NB. Il est absolument inutile, sous prétexte d’étaler vos connaissances, de vous livrer dans votre introduction à des considérations générales sur l’auteur — du genre «X est né en... c’est un grand philosophe allemand, ou français... son système se définit en général comme... », etc. — qui n’ont rien à voir avec le contenu précis du texte. C’est ce dernier qui doit constituer l’épine dorsale de votre devoir, les considérations évoquées sont tout simplement hors sujet.
III. L’intérêt philosophique du texte commenté
C’est ici qu’il y a lieu de composer à proprement parler un commentaire. Celui-ci doit s’appuyer sur les suggestions (thème et thèse) du texte : il n’est pas question de vous lancer dans des considérations tous azimuts sur, par exemple, la liberté, sous prétexte que l’extrait en parle d’une certaine façon. Le cours reçu dans l’année, même si vous le connaissez bien, ne doit jamais être restitué tel quel dans la copie ; il convient au contraire d’y choisir ce qui peut être utile au commentaire et de le remettre en forme.
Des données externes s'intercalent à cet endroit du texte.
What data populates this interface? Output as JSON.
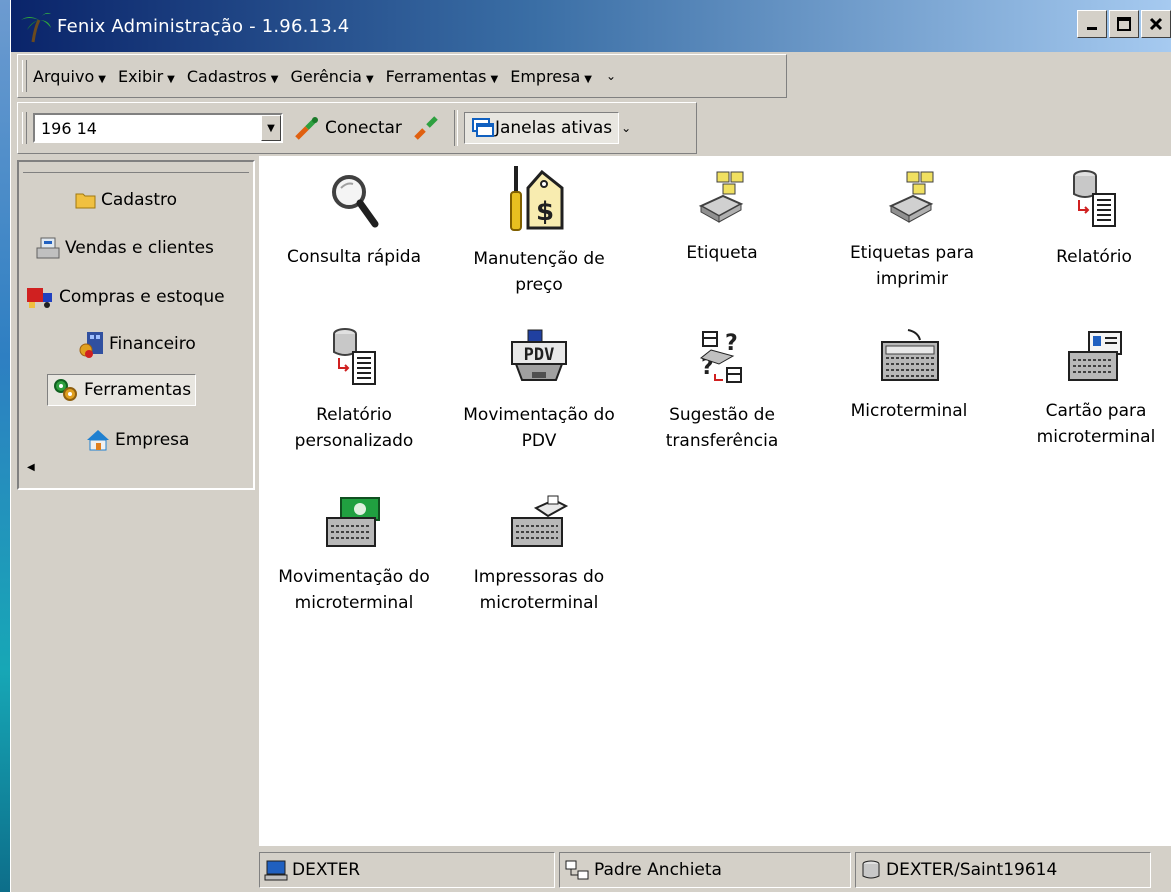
{
  "window": {
    "title": "Fenix Administração - 1.96.13.4"
  },
  "menu": {
    "items": [
      "Arquivo",
      "Exibir",
      "Cadastros",
      "Gerência",
      "Ferramentas",
      "Empresa"
    ]
  },
  "toolbar": {
    "combo_value": "196 14",
    "connect_label": "Conectar",
    "active_windows_label": "Janelas ativas"
  },
  "sidebar": {
    "items": [
      {
        "label": "Cadastro",
        "icon": "folder-icon"
      },
      {
        "label": "Vendas e clientes",
        "icon": "cash-register-icon"
      },
      {
        "label": "Compras e estoque",
        "icon": "truck-icon"
      },
      {
        "label": "Financeiro",
        "icon": "building-money-icon"
      },
      {
        "label": "Ferramentas",
        "icon": "gears-icon",
        "active": true
      },
      {
        "label": "Empresa",
        "icon": "house-icon"
      }
    ]
  },
  "tiles": [
    {
      "line1": "Consulta rápida",
      "line2": "",
      "icon": "magnifier-icon"
    },
    {
      "line1": "Manutenção de",
      "line2": "preço",
      "icon": "price-tag-icon"
    },
    {
      "line1": "Etiqueta",
      "line2": "",
      "icon": "label-printer-icon"
    },
    {
      "line1": "Etiquetas para",
      "line2": "imprimir",
      "icon": "label-printer-icon"
    },
    {
      "line1": "Relatório",
      "line2": "",
      "icon": "report-icon"
    },
    {
      "line1": "Relatório",
      "line2": "personalizado",
      "icon": "report-icon"
    },
    {
      "line1": "Movimentação do",
      "line2": "PDV",
      "icon": "pdv-icon"
    },
    {
      "line1": "Sugestão de",
      "line2": "transferência",
      "icon": "transfer-suggestion-icon"
    },
    {
      "line1": "Microterminal",
      "line2": "",
      "icon": "keyboard-icon"
    },
    {
      "line1": "Cartão para",
      "line2": "microterminal",
      "icon": "keyboard-card-icon"
    },
    {
      "line1": "Movimentação do",
      "line2": "microterminal",
      "icon": "keyboard-money-icon"
    },
    {
      "line1": "Impressoras do",
      "line2": "microterminal",
      "icon": "keyboard-printer-icon"
    }
  ],
  "pdv_label": "PDV",
  "statusbar": {
    "computer": "DEXTER",
    "branch": "Padre Anchieta",
    "database": "DEXTER/Saint19614"
  }
}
Il serait également hors de propos de faire état d’une connaissance générale du système philosophique de l’auteur considéré: il vous est demandé de montrer que vous comprenez en quoi sa manière d’aborder un problème fait avancer la réflexion, et non de résumer à grands traits l’ensemble de sa pensée !
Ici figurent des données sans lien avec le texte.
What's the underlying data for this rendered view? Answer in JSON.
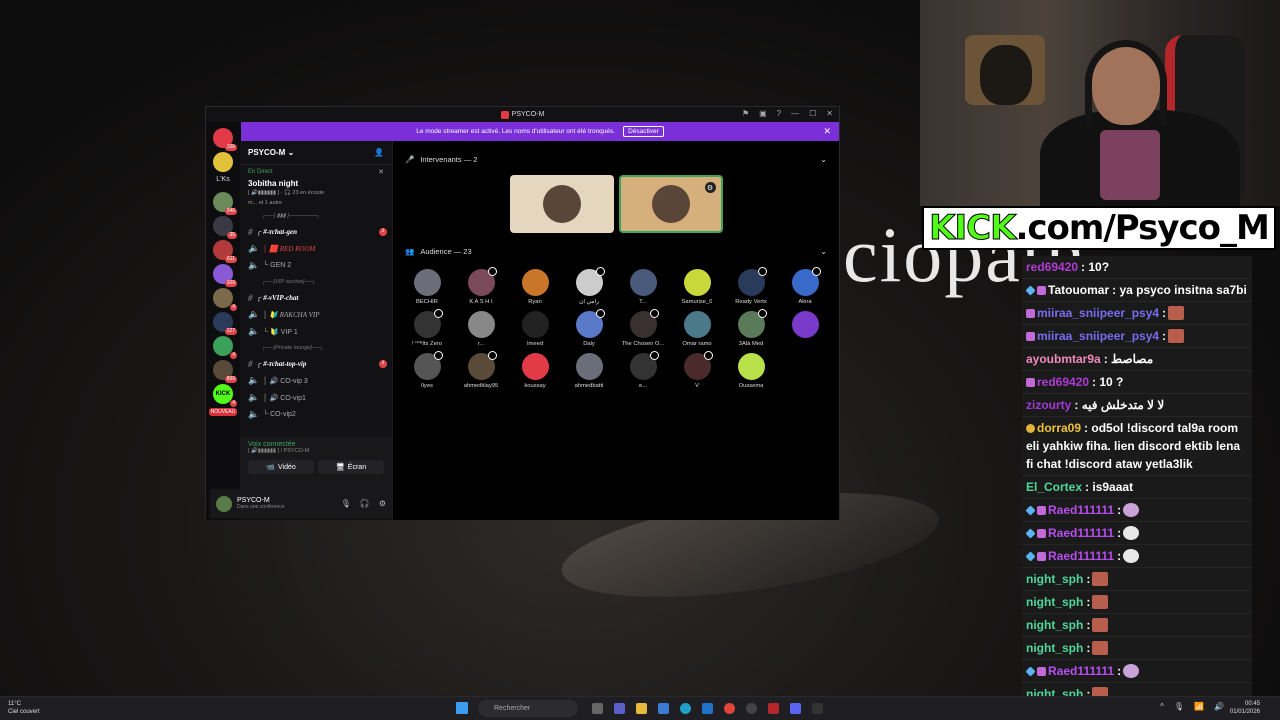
{
  "background": {
    "overlay_text": "ciopath"
  },
  "banner_kick": {
    "brand": "KICK",
    "rest": ".com/Psyco_M"
  },
  "chat": [
    {
      "user": "red69420",
      "color": "#b03bd6",
      "badges": [],
      "text": ": 10?",
      "emote": ""
    },
    {
      "user": "Tatouomar",
      "color": "#ffffff",
      "badges": [
        "b1",
        "b2"
      ],
      "text": ": ya psyco insitna sa7bi",
      "emote": ""
    },
    {
      "user": "miiraa_sniipeer_psy4",
      "color": "#7a6bf0",
      "badges": [
        "b2"
      ],
      "text": ":",
      "emote": "e"
    },
    {
      "user": "miiraa_sniipeer_psy4",
      "color": "#7a6bf0",
      "badges": [
        "b2"
      ],
      "text": ":",
      "emote": "e"
    },
    {
      "user": "ayoubmtar9a",
      "color": "#f28bb5",
      "badges": [],
      "text": ": مصاصط",
      "emote": ""
    },
    {
      "user": "red69420",
      "color": "#b03bd6",
      "badges": [
        "b2"
      ],
      "text": ": 10 ?",
      "emote": ""
    },
    {
      "user": "zizourty",
      "color": "#a03bd6",
      "badges": [],
      "text": ": لا لا متدخلش فيه",
      "emote": ""
    },
    {
      "user": "dorra09",
      "color": "#f0c23a",
      "badges": [
        "b3"
      ],
      "text": ": od5ol !discord tal9a room eli yahkiw fiha. lien discord ektib lena fi chat !discord ataw yetla3lik",
      "emote": ""
    },
    {
      "user": "El_Cortex",
      "color": "#4fd69c",
      "badges": [],
      "text": ": is9aaat",
      "emote": ""
    },
    {
      "user": "Raed111111",
      "color": "#b84ef0",
      "badges": [
        "b1",
        "b2"
      ],
      "text": ":",
      "emote": "g"
    },
    {
      "user": "Raed111111",
      "color": "#b84ef0",
      "badges": [
        "b1",
        "b2"
      ],
      "text": ":",
      "emote": "w"
    },
    {
      "user": "Raed111111",
      "color": "#b84ef0",
      "badges": [
        "b1",
        "b2"
      ],
      "text": ":",
      "emote": "w"
    },
    {
      "user": "night_sph",
      "color": "#4fd69c",
      "badges": [],
      "text": ":",
      "emote": "e"
    },
    {
      "user": "night_sph",
      "color": "#4fd69c",
      "badges": [],
      "text": ":",
      "emote": "e"
    },
    {
      "user": "night_sph",
      "color": "#4fd69c",
      "badges": [],
      "text": ":",
      "emote": "e"
    },
    {
      "user": "night_sph",
      "color": "#4fd69c",
      "badges": [],
      "text": ":",
      "emote": "e"
    },
    {
      "user": "Raed111111",
      "color": "#b84ef0",
      "badges": [
        "b1",
        "b2"
      ],
      "text": ":",
      "emote": "g"
    },
    {
      "user": "night_sph",
      "color": "#4fd69c",
      "badges": [],
      "text": ":",
      "emote": "e"
    }
  ],
  "discord": {
    "title": "PSYCO-M",
    "banner_text": "Le mode streamer est activé. Les noms d'utilisateur ont été tronqués.",
    "banner_button": "Désactiver",
    "guilds": [
      {
        "label": "",
        "count": "33k",
        "color": "#e23b47"
      },
      {
        "label": "",
        "count": "",
        "color": "#e2c23a"
      },
      {
        "label": "L'Ks",
        "count": "",
        "color": ""
      },
      {
        "label": "",
        "count": "346",
        "color": "#6a8a5a"
      },
      {
        "label": "",
        "count": "35",
        "color": "#3a3a44"
      },
      {
        "label": "",
        "count": "611",
        "color": "#b23a3a"
      },
      {
        "label": "",
        "count": "109",
        "color": "#8a5ad6"
      },
      {
        "label": "",
        "count": "4",
        "color": "#7a6a4a"
      },
      {
        "label": "",
        "count": "127",
        "color": "#2a3a5a"
      },
      {
        "label": "",
        "count": "4",
        "color": "#3aa05a"
      },
      {
        "label": "",
        "count": "899",
        "color": "#5a4a3a"
      },
      {
        "label": "KICK",
        "count": "4",
        "color": "#53fc18"
      },
      {
        "label": "NOUVEAU",
        "count": "",
        "color": ""
      }
    ],
    "server_name": "PSYCO-M",
    "live_label": "En Direct",
    "event_name": "3obitha night",
    "event_meta1": "[ 🔊▮▮▮▮▮▮ ] · 🎧 23 en écoute",
    "event_meta2": "m... et 1 autre",
    "channels": [
      {
        "type": "cat",
        "label": "┌──[ ▮▮▮ ]───────┐"
      },
      {
        "type": "text",
        "label": "┌ #-ᴛchat-gen",
        "ping": "1",
        "bold": true
      },
      {
        "type": "voice",
        "label": "│ 🟥 RED ROOM",
        "red": true
      },
      {
        "type": "voice",
        "label": "└ GEN 2"
      },
      {
        "type": "cat",
        "label": "┌──[VIP section]──┐"
      },
      {
        "type": "text",
        "label": "┌ #-ᴠVIP-chat",
        "bold": true
      },
      {
        "type": "voice",
        "label": "│ 🔰 RAKCHA VIP",
        "italic": true
      },
      {
        "type": "voice",
        "label": "└ 🔰 VIP 1"
      },
      {
        "type": "cat",
        "label": "┌──[Private lounge]──┐"
      },
      {
        "type": "text",
        "label": "┌ #-ᴛchat-top-vip",
        "ping": "1",
        "bold": true
      },
      {
        "type": "voice",
        "label": "│ 🔊 CO-vip 3"
      },
      {
        "type": "voice",
        "label": "│ 🔊 CO-vip1"
      },
      {
        "type": "voice",
        "label": "└ CO-vip2"
      }
    ],
    "voice_status": "Voix connectée",
    "voice_sub": "[ 🔊▮▮▮▮▮▮ ] / PSYCO-M",
    "btn_video": "Vidéo",
    "btn_screen": "Écran",
    "user_name": "PSYCO-M",
    "user_status": "Dans une conférence",
    "speakers_label": "Intervenants — 2",
    "audience_label": "Audience — 23",
    "audience": [
      {
        "name": "BECHIR",
        "style": "disc2",
        "mod": false
      },
      {
        "name": "K A S H I",
        "style": "",
        "mod": true
      },
      {
        "name": "Ryan",
        "style": "",
        "mod": false
      },
      {
        "name": "رامي ان",
        "style": "",
        "mod": true
      },
      {
        "name": "T...",
        "style": "",
        "mod": false
      },
      {
        "name": "Samurise_0",
        "style": "",
        "mod": false
      },
      {
        "name": "Ready Vertx",
        "style": "",
        "mod": true
      },
      {
        "name": "Akira",
        "style": "",
        "mod": true
      },
      {
        "name": "! ⁰⁰⁸Its Zero",
        "style": "",
        "mod": true
      },
      {
        "name": "r...",
        "style": "",
        "mod": false
      },
      {
        "name": "Imeed",
        "style": "",
        "mod": false
      },
      {
        "name": "Daly",
        "style": "",
        "mod": true
      },
      {
        "name": "The Chosen O...",
        "style": "",
        "mod": true
      },
      {
        "name": "Omar ramo",
        "style": "",
        "mod": false
      },
      {
        "name": "3Alà Med",
        "style": "",
        "mod": true
      },
      {
        "name": "",
        "style": "",
        "mod": false
      },
      {
        "name": "Ilyes",
        "style": "",
        "mod": true
      },
      {
        "name": "ahmedklay95",
        "style": "",
        "mod": true
      },
      {
        "name": "koussay",
        "style": "red",
        "mod": false
      },
      {
        "name": "ahmedbatti",
        "style": "disc2",
        "mod": false
      },
      {
        "name": "e...",
        "style": "",
        "mod": true
      },
      {
        "name": "V",
        "style": "",
        "mod": true
      },
      {
        "name": "Oussema",
        "style": "",
        "mod": false
      }
    ]
  },
  "taskbar": {
    "weather_temp": "11°C",
    "weather_desc": "Ciel couvert",
    "search_placeholder": "Rechercher",
    "time": "00:45",
    "date": "01/01/2026"
  }
}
Le but du commentaire est de montrer que le texte (vous) donne à réfléchir. Il convient de souligner son intérêt, en montrant, selon sa nature propre:
— qu’il propose une notion nouvelle, dont la pensée ultérieure montrera la fécondité : il est dans ce cas nécessaire de faire appel à votre connaissance de textes d’autres auteurs abordant le même thème (d’où l’intérêt de la lecture, en cours d’année, des recueils de textes organisés en fonction des notions au programme);
— qu’il aborde une notion de façon originale par rapport aux pensées contemporaines et antérieures — ce qui suppose que vous soyez capable de rappeler le contexte intellectuel dans lequel il a été produit, d’en citer des exemples symptomatiques, et d’évoquer les solutions apportées précédemment au problème abordé;
— qu’il élabore un concept composant le point central d’un système (le cogito de Descartes, l’élan vital de Bergson) ; il convient alors — et c’est bien le seul cas où cela est justifié — de rappeler les grandes articulations de ce système en montrent comment elles sont liées à ce concept, mais aussi de souligner combien ce dernier aura ensuite, dans l’histoire de la philosophie, un rôle discriminatoire dans le repérage des disciples ou des contradicteurs du philosophe. Celui-ci en effet réfute une thèse — d’un philosophe antérieur ou du « sens commun » — dont vous devez du même coup indiquer comment et pourquoi elle était pensable, mais aussi pourquoi elle devient à un certain moment impossible à maintenir.
Dans tous les cas, la mise en valeur de l’intérêt philosophique du texte doit obéir à un souci de construction formelle aussi rigoureux que pour une dissertation classique. Cela signifie notamment que vous ne devez jamais vous contenter d’opposer à la thèse de l’auteur une thèse contradictoire : une telle démarche ne mène à rien et demeure sans conclusion possible, puisqu’elle suggère, au mieux, que la solution consisterait en un panachage éclectique sans rigueur, ou que vous laissez au correcteur le soin de choisir (en jouant à pile ou face?) la position que vous prétendez défendre dans la copie.